En el film, Manolo Vital (Eduard Fernández), enviudado recientemente, llega desde Valencia de Alcántara (Extremadura) a Torre-Baró, en 1958, con su hija Joana (Zoe Bonafonte) que, entonces, apenas tiene dos años. Como cientos de familias, invierte todos sus ahorros en ladrillos, cemento, tablones de madera y uralita para levantar con sus manos una construcción tan reducida como precaria, a fin de guarecerse de la intemperie. Cada noche, cientos de familias trabajan a destajo. Pero, al despuntar el día, nadie ha conseguido techar su casa y la Benemérita —como popularmente se llamaba a la Guardia Civil— llega con una legión de albañiles que a martillazos hace desaparecer las construcciones y, a la par, las esperanzas de quienes esperan el bien, pero únicamente reciben la ofensa como respuesta.

Una comunidad heroica

El heroísmo comunitario y la esperanza de los desesperados surge, paradójicamente, en ese espacio de amargura y dolor colectivo. Manolo Vital propone dejar de lado el interés individual y no seguir invirtiendo energías en el esfuerzo inútil de hacer cada uno su propia casa. En este sentido, plantea a la comunidad unir sus fuerzas de forma colectiva para hacer entre todos, cada noche, una sola casa techada que, al cumplir con la estrambótica legalidad, no podrá ser derribada. Todos debían comprometerse en ese esfuerzo conjunto hasta que la última de las familias tuviera su vivienda acabada. “¿Y cuál será la primera?”, pregunta el más desconfiado. “La tuya”, le replica el protagonista para sofocar el egoísmo e infundirle confianza en la bondad de la propuesta. La fuerza de la unión vecinal levanta un barrio estigmatizado, el de Torre-Baró, que no aparece en ningún mapa de la ciudad y, además, constituye un espacio vedado a los más elementales derechos de ciudadanía.
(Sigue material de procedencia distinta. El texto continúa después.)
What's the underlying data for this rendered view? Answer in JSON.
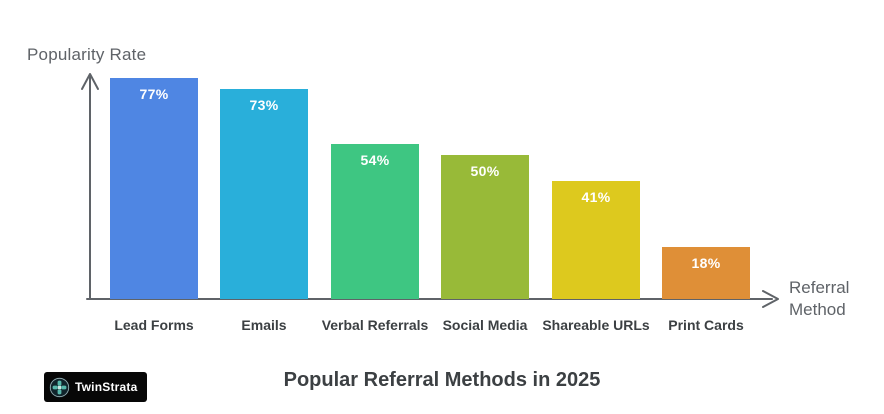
{
  "chart_data": {
    "type": "bar",
    "title": "Popular Referral Methods in 2025",
    "xlabel": "Referral Method",
    "ylabel": "Popularity Rate",
    "categories": [
      "Lead Forms",
      "Emails",
      "Verbal Referrals",
      "Social Media",
      "Shareable URLs",
      "Print Cards"
    ],
    "values": [
      77,
      73,
      54,
      50,
      41,
      18
    ],
    "value_labels": [
      "77%",
      "73%",
      "54%",
      "50%",
      "41%",
      "18%"
    ],
    "bar_colors": [
      "#4f86e3",
      "#29afda",
      "#3ec682",
      "#98ba38",
      "#ddc91e",
      "#df8f37"
    ],
    "ylim": [
      0,
      100
    ],
    "grid": false,
    "legend": null,
    "value_label_color": "#ffffff",
    "axis_color": "#5f6368",
    "category_label_color": "#3c4043"
  },
  "axes": {
    "y_label": "Popularity Rate",
    "x_label_line1": "Referral",
    "x_label_line2": "Method"
  },
  "footer": {
    "title": "Popular Referral Methods in 2025",
    "logo_text": "TwinStrata"
  },
  "icons": {
    "logo_icon": "twinstrata-clover-icon"
  },
  "colors": {
    "background": "#ffffff",
    "axis": "#5f6368",
    "title_text": "#3c4043",
    "logo_background": "#070707",
    "logo_accent": "#57b8ab"
  }
}
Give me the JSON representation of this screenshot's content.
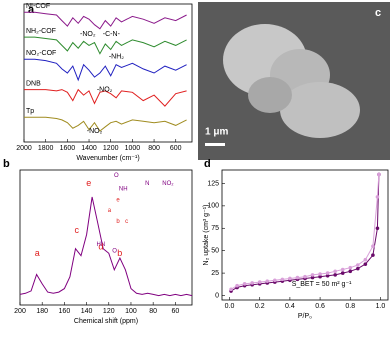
{
  "chart_data": [
    {
      "type": "line",
      "label": "a",
      "x_label": "Wavenumber (cm⁻¹)",
      "x": [
        2000,
        1900,
        1800,
        1700,
        1650,
        1600,
        1550,
        1500,
        1450,
        1400,
        1350,
        1300,
        1250,
        1200,
        1150,
        1100,
        1000,
        900,
        800,
        700,
        600,
        500
      ],
      "xlim": [
        2000,
        450
      ],
      "xticks": [
        2000,
        1800,
        1600,
        1400,
        1200,
        1000,
        800,
        600
      ],
      "ylim": [
        0,
        100
      ],
      "series": [
        {
          "name": "NI-COF",
          "color": "#8b1a8b",
          "values": [
            94,
            94,
            93,
            92,
            88,
            84,
            90,
            86,
            91,
            89,
            85,
            82,
            88,
            84,
            90,
            87,
            91,
            89,
            86,
            90,
            88,
            92
          ]
        },
        {
          "name": "NH₂-COF",
          "color": "#2e8b2e",
          "values": [
            76,
            76,
            75,
            74,
            70,
            66,
            72,
            68,
            73,
            70,
            72,
            64,
            71,
            67,
            73,
            70,
            74,
            72,
            69,
            73,
            70,
            74
          ]
        },
        {
          "name": "NO₂-COF",
          "color": "#2020c0",
          "values": [
            60,
            60,
            59,
            57,
            53,
            50,
            55,
            45,
            56,
            52,
            47,
            50,
            55,
            48,
            56,
            54,
            57,
            53,
            50,
            55,
            52,
            56
          ]
        },
        {
          "name": "DNB",
          "color": "#e02020",
          "values": [
            38,
            38,
            38,
            37,
            38,
            36,
            30,
            38,
            34,
            37,
            28,
            36,
            37,
            35,
            32,
            37,
            36,
            30,
            34,
            26,
            35,
            37
          ]
        },
        {
          "name": "Tp",
          "color": "#a08c20",
          "values": [
            18,
            18,
            18,
            17,
            16,
            14,
            10,
            12,
            15,
            9,
            14,
            8,
            11,
            14,
            15,
            13,
            16,
            15,
            14,
            15,
            12,
            16
          ]
        }
      ],
      "annotations": [
        "-NO₂",
        "-C-N-",
        "-NH₂",
        "-NO₂",
        "-NO₂"
      ]
    },
    {
      "type": "line",
      "label": "b",
      "x_label": "Chemical shift (ppm)",
      "x": [
        200,
        195,
        190,
        185,
        180,
        175,
        170,
        165,
        160,
        155,
        150,
        145,
        140,
        135,
        130,
        125,
        120,
        115,
        110,
        105,
        100,
        95,
        90,
        85,
        80,
        75,
        70,
        65,
        60,
        55,
        50,
        45
      ],
      "xlim": [
        200,
        45
      ],
      "xticks": [
        200,
        180,
        160,
        140,
        120,
        100,
        80,
        60
      ],
      "ylim": [
        0,
        115
      ],
      "series": [
        {
          "color": "#800080",
          "values": [
            9,
            10,
            12,
            26,
            18,
            11,
            10,
            11,
            14,
            24,
            48,
            42,
            60,
            92,
            70,
            48,
            44,
            30,
            40,
            30,
            14,
            10,
            9,
            10,
            9,
            8,
            9,
            8,
            9,
            8,
            9,
            8
          ]
        }
      ],
      "annotations": [
        "a",
        "c",
        "e",
        "d",
        "b"
      ],
      "structure_labels": [
        "O",
        "NH",
        "HN",
        "O",
        "b",
        "c",
        "a",
        "e",
        "N",
        "NO₂"
      ]
    },
    {
      "type": "line",
      "label": "d",
      "markers": true,
      "x_label": "P/P₀",
      "y_label": "N₂ uptake (cm³ g⁻¹)",
      "x": [
        0.01,
        0.05,
        0.1,
        0.15,
        0.2,
        0.25,
        0.3,
        0.35,
        0.4,
        0.45,
        0.5,
        0.55,
        0.6,
        0.65,
        0.7,
        0.75,
        0.8,
        0.85,
        0.9,
        0.95,
        0.98,
        0.99
      ],
      "xlim": [
        -0.05,
        1.05
      ],
      "xticks": [
        {
          "value": 0,
          "label": "0.0"
        },
        0.2,
        0.4,
        0.6,
        0.8,
        {
          "value": 1,
          "label": "1.0"
        }
      ],
      "ylim": [
        -5,
        140
      ],
      "yticks": [
        0,
        25,
        50,
        75,
        100,
        125
      ],
      "series": [
        {
          "color": "#6a0a6a",
          "values": [
            5,
            9,
            11,
            12,
            13,
            14,
            15,
            16,
            17,
            18,
            19,
            20,
            21,
            22,
            23,
            25,
            27,
            30,
            35,
            45,
            75,
            135
          ]
        },
        {
          "color": "#d9a0d9",
          "values": [
            7,
            11,
            13,
            14,
            15,
            16,
            17,
            18,
            19,
            20,
            21,
            23,
            24,
            25,
            27,
            29,
            31,
            34,
            40,
            55,
            110,
            135
          ]
        }
      ],
      "annotations": [
        "S_BET = 50 m² g⁻¹"
      ]
    }
  ],
  "image": {
    "label": "c",
    "scale_bar": "1 μm"
  }
}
Tras esa secuencia, la película da un salto temporal de veinte años hacia adelante. En 1978, Manolo Vital trabaja como conductor de la empresa metropolitana de transporte público urbano, al frente del autobús de la línea 47 y se ha casado con Carmen (Clara Segura), una profesora que se encarga de enseñar en un barracón a leer a los niños y de alfabetizar también a las mujeres del barrio que, en su mayoría, no saben leer ni escribir. Además, cada dos por tres se pelea con su hija Joana que, como muchos de los jóvenes que han crecido allí, se avergüenza de vivir en el barrio y sufre cada día el desprecio de sus compañeros de clase y el estigma del lugar de residencia. Los vecinos son los mismos que levantaron las casas, pero la lucha comunitaria por unas condiciones mejores de vida no ha acabado. “No le importamos a nadie, nos tratan como animales y somos personas (…) pasamos fatiga por venir y, ahora, fatiga por permanecer”. Éste es un lamento compartido en las reuniones de los vecinos de Torre- Baró.  La única señal de “progreso” en el barrio es una vieja cabina telefónica, en mitad de una pequeña plaza sin asfaltar. Éste es, precisamente, el lugar de la solidaridad espontánea, donde las personas comparten lo poco que tienen y al que cada vecino acude con su silla para ver alguna de las películas que se proyectan una vez a la semana en una vieja sábana blanca que hace de pantalla de cine.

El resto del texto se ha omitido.